Cloud computing is extremely useful for many reasons, but one of the most valuable aspects is how versatile it is. It provides a framework for companies to make cloud applications that can be used by internal employees, customers, and more. But these applications often have very complex communication requirements, whether that is transactions or file repository needs. AWS Lambda is a serverless compute service that lets you run code without you having to provide servers or infrastructure. This article is going to go into some brief detail regarding AWS Lambda and its purpose, but keep in mind that this will be no substitute for a dedicated guide.
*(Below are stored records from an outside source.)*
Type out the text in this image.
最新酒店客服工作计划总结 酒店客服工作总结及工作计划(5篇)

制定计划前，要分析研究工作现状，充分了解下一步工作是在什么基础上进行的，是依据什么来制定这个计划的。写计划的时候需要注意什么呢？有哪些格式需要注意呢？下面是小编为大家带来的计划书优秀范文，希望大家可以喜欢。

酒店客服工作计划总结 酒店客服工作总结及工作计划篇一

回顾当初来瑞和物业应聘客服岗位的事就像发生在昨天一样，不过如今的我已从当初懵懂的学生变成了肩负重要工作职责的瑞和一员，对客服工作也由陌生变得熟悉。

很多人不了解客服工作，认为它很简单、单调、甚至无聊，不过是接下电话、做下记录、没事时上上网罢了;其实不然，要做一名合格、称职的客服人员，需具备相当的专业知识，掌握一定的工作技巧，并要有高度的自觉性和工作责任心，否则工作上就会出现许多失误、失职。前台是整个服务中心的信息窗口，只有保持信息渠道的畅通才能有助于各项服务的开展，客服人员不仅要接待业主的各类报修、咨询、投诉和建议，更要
To put it simply, Lambda is an application that rests in the cloud, and executes code automatically when certain conditions are met in an application that you are running with AWS. For instance, let’s say you have an application that requires a call to a database. Maybe a user has to submit data for storage or request data from the database. If you were running this application yourself, you’d have to use your own infrastructure or servers to make sure it is available at all times. But AWS Lambda is serverless thanks to residing in the cloud, and is always ready to respond. With AWS Lambda, the web applications you make with Amazon Web Services will run the proper code whenever it is required. It also ensures that response times for these web applications are as fast as possible. Below is a simple example of how Lambda works; when the right trigger within an application, in this case a photo being uploaded, occurs, the code you have uploaded to Lambda to follow that trigger is executed.
That being said, AWS Lambda is a bit of an automation tool, taking care of a major part of processing for a web development team. You can upload the code you want to be executed, and Lambda will carry it out when the application requires it to be done, taking out some of the work for the management team. Of course, the code has to be compatible with Lambda, but there are many supported computer languages, including C#, Java, or Python.
As far as payment is concerned, AWS Lambda charges by a pay as you go system. You are only charged when code is actually executed by Lambda, so you don’t have to pay more money if it isn’t being used. In fact, if a certain minimum threshold of executions aren’t met, you may not be charged at all.
Finally, keep in mind that you will need to know how to code, or have someone that knows how under your employ, in order to make use of AWS Lambda. It may be a very convenient tool for managing your web services, but only if you have the know-how to make it do what you want. Of course, if you are looking into things like cloud hosting and serverless frameworks, chances are you already have that skill or someone who does in your employ.
Just keep in mind that Lambda is a tool that will automate some aspects of your web applications, but it won’t do everything for you. Know how it can ease your burden and keep your expectations tame.